JOÃO PEREIRA COUTINHO
NUNCA SE VIU na história da democracia portuguesa um ex-primeiro-ministro pronunciado por branqueamento de capitais e falsificação de documentos. E nunca se viu um juiz que, apesar de uma brandura imensa, lá reconheceu que o dito ex-governante “mercadejou” o seu cargo por 1,7 milhões de euros, embora esse negócio tenha prescrito.
No mundo real, o que se passou na sexta-feira seria um velório para Sócrates. Mas, como acontece nos velórios, o momento foi encarado pelo próprio como uma oportunidade para contar anedotas directamente do caixão. Uma delas, espalhada na Folha de S. Paulo e no Público, é a de que a direita urdiu uma cabala para o afastar da Presidência da República.

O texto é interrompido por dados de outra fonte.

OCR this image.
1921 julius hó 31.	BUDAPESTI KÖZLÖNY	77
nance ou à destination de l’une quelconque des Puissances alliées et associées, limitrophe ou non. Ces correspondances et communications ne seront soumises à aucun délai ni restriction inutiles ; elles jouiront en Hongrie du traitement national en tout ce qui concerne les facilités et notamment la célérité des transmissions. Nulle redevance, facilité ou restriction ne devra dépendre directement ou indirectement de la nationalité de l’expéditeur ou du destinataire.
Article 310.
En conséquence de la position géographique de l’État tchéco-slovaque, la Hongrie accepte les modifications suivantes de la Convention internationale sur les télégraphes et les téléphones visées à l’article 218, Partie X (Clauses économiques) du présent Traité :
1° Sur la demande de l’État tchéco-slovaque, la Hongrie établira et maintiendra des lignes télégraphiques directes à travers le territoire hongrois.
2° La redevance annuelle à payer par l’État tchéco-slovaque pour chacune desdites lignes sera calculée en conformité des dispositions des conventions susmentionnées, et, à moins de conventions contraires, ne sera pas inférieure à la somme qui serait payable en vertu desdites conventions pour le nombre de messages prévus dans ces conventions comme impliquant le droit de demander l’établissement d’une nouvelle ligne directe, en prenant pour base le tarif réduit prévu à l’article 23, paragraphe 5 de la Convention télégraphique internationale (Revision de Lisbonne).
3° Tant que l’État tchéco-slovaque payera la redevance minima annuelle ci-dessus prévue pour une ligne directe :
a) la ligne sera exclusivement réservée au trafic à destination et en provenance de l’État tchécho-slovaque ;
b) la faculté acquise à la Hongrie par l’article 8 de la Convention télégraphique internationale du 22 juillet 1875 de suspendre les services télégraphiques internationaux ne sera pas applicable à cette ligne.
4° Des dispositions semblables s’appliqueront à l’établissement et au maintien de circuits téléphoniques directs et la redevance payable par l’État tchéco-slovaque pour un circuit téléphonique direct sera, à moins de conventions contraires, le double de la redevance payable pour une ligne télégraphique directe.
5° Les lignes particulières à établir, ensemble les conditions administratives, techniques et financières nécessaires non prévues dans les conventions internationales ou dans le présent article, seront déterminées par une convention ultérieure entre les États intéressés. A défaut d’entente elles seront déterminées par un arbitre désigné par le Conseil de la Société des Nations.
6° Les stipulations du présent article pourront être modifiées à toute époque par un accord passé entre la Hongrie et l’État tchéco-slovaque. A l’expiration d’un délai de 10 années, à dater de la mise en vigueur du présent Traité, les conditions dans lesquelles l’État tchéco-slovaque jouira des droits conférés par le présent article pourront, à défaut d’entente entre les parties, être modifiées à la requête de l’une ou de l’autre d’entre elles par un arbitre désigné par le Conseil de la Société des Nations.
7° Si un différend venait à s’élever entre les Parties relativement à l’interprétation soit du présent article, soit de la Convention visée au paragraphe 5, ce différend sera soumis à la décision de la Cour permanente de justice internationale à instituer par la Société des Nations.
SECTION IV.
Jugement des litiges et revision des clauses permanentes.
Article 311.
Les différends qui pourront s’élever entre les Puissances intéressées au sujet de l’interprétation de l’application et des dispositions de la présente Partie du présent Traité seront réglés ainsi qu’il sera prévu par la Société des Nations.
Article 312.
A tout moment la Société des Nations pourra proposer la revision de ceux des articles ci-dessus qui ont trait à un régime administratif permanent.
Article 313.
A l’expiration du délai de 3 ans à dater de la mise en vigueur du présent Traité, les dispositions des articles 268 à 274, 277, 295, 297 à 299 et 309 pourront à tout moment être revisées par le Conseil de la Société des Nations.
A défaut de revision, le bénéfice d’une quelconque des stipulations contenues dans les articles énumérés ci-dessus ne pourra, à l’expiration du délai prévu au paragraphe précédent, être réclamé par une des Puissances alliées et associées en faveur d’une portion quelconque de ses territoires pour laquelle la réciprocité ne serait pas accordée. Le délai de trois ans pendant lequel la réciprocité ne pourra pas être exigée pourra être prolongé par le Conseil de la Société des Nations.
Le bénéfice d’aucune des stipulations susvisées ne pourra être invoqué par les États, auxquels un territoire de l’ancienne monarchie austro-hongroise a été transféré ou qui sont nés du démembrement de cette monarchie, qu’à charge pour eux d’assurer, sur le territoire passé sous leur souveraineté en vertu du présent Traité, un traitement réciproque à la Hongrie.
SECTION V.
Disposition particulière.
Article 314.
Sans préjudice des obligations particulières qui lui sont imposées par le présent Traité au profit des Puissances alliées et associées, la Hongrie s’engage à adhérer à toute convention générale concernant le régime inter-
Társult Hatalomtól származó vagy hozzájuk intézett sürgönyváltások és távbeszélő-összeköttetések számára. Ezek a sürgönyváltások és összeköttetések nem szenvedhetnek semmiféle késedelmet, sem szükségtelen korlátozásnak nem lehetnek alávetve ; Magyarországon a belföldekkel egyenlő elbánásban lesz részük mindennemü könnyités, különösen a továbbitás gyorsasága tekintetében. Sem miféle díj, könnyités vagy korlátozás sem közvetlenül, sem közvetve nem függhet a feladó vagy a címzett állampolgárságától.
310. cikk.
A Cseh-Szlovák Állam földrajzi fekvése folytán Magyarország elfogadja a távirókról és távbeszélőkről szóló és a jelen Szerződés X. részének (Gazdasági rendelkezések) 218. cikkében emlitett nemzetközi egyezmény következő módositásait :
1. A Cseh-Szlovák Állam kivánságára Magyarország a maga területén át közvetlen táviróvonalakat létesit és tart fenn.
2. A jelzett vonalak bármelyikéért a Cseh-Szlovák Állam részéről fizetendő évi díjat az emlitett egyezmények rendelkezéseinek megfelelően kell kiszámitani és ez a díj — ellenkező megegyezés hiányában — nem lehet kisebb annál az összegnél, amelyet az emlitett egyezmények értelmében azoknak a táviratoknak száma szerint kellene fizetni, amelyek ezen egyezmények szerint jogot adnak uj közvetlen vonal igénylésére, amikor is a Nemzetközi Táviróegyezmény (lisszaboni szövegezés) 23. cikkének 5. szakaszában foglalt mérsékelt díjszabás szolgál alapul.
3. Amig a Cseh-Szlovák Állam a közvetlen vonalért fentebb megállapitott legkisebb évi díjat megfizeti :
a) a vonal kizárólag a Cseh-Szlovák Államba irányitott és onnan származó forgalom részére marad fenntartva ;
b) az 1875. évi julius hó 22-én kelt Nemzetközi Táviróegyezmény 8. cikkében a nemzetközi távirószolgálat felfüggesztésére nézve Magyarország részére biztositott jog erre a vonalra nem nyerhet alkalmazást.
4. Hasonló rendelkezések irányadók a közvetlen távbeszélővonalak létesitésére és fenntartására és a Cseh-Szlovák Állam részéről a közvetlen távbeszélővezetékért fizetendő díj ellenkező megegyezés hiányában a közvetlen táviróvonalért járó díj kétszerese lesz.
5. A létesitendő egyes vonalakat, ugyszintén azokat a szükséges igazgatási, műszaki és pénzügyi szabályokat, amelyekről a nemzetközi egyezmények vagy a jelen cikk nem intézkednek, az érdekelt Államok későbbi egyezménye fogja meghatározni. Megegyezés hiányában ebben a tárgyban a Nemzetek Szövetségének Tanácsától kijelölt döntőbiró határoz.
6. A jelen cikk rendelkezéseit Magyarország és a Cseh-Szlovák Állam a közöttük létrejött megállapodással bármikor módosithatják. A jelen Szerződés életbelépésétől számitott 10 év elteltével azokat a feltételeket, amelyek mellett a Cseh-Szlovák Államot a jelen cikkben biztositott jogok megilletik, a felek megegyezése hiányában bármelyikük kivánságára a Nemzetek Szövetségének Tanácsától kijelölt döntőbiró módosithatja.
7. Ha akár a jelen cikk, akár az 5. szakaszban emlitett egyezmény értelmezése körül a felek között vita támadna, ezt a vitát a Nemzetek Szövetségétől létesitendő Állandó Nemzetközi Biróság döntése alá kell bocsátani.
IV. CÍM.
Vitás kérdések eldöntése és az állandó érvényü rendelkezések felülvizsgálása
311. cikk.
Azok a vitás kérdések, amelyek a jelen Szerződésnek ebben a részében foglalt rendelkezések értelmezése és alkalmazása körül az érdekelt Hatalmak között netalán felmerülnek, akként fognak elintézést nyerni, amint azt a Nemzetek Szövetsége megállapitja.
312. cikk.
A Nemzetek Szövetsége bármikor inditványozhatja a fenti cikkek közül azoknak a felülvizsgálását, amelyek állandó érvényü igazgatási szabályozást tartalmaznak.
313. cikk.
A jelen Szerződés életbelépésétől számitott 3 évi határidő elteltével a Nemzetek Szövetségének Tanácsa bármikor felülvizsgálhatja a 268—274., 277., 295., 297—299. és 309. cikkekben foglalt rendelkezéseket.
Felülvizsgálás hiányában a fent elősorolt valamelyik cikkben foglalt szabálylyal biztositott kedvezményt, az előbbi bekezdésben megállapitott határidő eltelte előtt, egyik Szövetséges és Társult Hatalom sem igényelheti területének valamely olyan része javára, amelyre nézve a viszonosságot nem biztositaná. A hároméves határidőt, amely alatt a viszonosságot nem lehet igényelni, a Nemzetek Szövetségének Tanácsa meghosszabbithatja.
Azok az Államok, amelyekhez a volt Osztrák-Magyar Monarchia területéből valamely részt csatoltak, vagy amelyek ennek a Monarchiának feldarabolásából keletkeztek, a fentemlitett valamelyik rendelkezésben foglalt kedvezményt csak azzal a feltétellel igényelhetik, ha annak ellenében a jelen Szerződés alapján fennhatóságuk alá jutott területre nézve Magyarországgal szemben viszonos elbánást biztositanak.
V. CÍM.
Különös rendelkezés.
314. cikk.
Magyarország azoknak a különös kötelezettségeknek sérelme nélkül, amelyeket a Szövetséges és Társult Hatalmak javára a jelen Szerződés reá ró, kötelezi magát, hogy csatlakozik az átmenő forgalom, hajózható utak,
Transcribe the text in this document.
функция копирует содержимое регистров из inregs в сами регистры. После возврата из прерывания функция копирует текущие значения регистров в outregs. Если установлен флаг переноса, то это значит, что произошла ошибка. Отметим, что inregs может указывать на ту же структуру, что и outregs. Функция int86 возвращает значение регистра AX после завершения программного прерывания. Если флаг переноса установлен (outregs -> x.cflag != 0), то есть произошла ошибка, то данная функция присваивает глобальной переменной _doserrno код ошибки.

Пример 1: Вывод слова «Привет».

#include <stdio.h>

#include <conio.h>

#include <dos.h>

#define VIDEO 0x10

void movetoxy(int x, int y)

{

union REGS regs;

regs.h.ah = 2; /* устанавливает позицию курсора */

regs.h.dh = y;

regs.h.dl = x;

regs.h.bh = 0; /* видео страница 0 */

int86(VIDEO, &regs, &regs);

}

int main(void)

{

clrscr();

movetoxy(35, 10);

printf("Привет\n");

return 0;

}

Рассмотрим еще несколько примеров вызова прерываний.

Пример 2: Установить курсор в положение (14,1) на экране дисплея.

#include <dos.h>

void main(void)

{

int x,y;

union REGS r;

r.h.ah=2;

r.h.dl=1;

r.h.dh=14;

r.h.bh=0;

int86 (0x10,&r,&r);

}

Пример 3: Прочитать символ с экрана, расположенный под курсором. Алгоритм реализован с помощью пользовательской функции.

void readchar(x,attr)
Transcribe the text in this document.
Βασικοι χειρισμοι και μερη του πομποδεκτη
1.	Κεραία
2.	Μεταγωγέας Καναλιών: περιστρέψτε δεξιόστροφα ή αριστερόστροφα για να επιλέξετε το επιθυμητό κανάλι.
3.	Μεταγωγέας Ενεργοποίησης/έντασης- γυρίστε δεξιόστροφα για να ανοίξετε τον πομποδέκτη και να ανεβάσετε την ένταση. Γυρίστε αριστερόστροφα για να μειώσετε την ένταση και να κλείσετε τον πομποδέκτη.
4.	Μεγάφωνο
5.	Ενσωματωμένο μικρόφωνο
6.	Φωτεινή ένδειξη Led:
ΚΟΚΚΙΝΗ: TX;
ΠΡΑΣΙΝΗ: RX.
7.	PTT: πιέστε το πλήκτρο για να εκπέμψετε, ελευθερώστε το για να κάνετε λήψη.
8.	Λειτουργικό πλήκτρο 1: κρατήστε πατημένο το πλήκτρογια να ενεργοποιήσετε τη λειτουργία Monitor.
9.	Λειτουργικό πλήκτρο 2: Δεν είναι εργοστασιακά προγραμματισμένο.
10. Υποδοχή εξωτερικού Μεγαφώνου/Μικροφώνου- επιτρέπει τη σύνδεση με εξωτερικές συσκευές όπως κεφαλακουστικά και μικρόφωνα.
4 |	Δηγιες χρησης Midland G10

Faz inteiro sentido: depois de falir o País em 2011 e de reconhecer o seu singular modo de vida com o dinheiro do “amigo”, os portugueses estariam dispostos a levá-lo em ombros para Belém, a título de agradecimento pelos serviços prestados.
Aliás, essa homenagem não se esgota em 2016; em 2026, quando Marcelo se despedir do povo, não é de excluir que a pátria corrija a injustiça, devolvendo a Sócrates o que era seu por direito.
Nos últimos anos, a propósito de Donald Trump ou Jair Bolsonaro, o mundo debateu furiosamente as fake news e o conceito bizantino de “pós-verdade”: segundo a opinião douta, os populistas mais furibundos corrompiam as democracias ao produzirem “factos alternativos” que, no limite, criavam uma outra realidade.
Admito que sim. Mas também admito que Trump ou Bolsonaro são amadores quando comparados com a imaginação romanesca do nosso José. Anda este homem a perseguir moinhos de vento quando o seu futuro está claramente na ficção. Assim ele encontre quem a escreva.
APRENDE-SE MUITO
com decisões instrutórias. Eu, por exemplo, desconhecia que era possível sonegar dinheiro ao Fisco desde que o mesmo fosse ilegal. Se me tivessem dito, não andaria a incriminar-me todos os anos com o suor do meu trabalho.
Mas revelador foi saber que o prazo de prescrição do crime de corrupção, segundo acórdão do Tribunal Constitucional de 2019, começa a contar quando há uma promessa de dinheiro – e não com a entrega do dito.
Já podiam ter avisado: estamos em 2021 e o meu email é público. Façam lá as vossas promessas e voltamos a ver-nos daqui a uns anos, para eu levantar a mala.
O mesmo vale para um empresário ou banqueiro com interesses obscuros: é começar desde já a semear promessas entre as “jotas” partidárias. A colheita fica para depois.
URSULA VON DER LEYEN
foi a Istambul e, na hora da fotografia, foi enxotada para o sofá. As cadeiras eram só para homens – o sultão local e um rapaz chamado Michel, que desconheço. É o sofagate, disseram os atentos, e eu acredito. Embora gostasse de acrescentar que ficar no sofá pode não ser inteiramente mau: em matéria de tratamento das mulheres, desconfio que o Islão é capaz de muito pior.
Verdade que estas coisas não podem ser ditas por aí e eu só posso imaginar algumas cabeças progressistas confrontadas com o fenómeno: o Ocidente é o poço da corrupção moral e existencial dos povos; o Outro, o exótico, o não ocidental é detentor de uma autenticidade incorrompida – ou, vá lá, só corrompida pelo colonialismo branco, cristão e patriarcal.
Ao mesmo tempo, algumas dessas cabeças acreditam que a história da humanidade é a história de um longo “feminicídio”. Pelo menos, no Ocidente, já que o Outro, o exótico, o não ocidental sempre devotou às donzelas uma deferência cândida.
Até que surge a cena: o Outro, o exótico, o não ocidental, a tratar a mulher como já ninguém a trata nas altas chancelarias da Europa, só para mostrar quem manda. Como será o funcionamento interior, neuronal, de muitas cabeças progressistas? Se elas condenam o turco, condenam o exótico. Se elas defendem a donzela, ofendem a sensibilidade do Outro. Dê por onde der, só estão a cavar o buraco.
Ninguém disse que esta vida era fácil.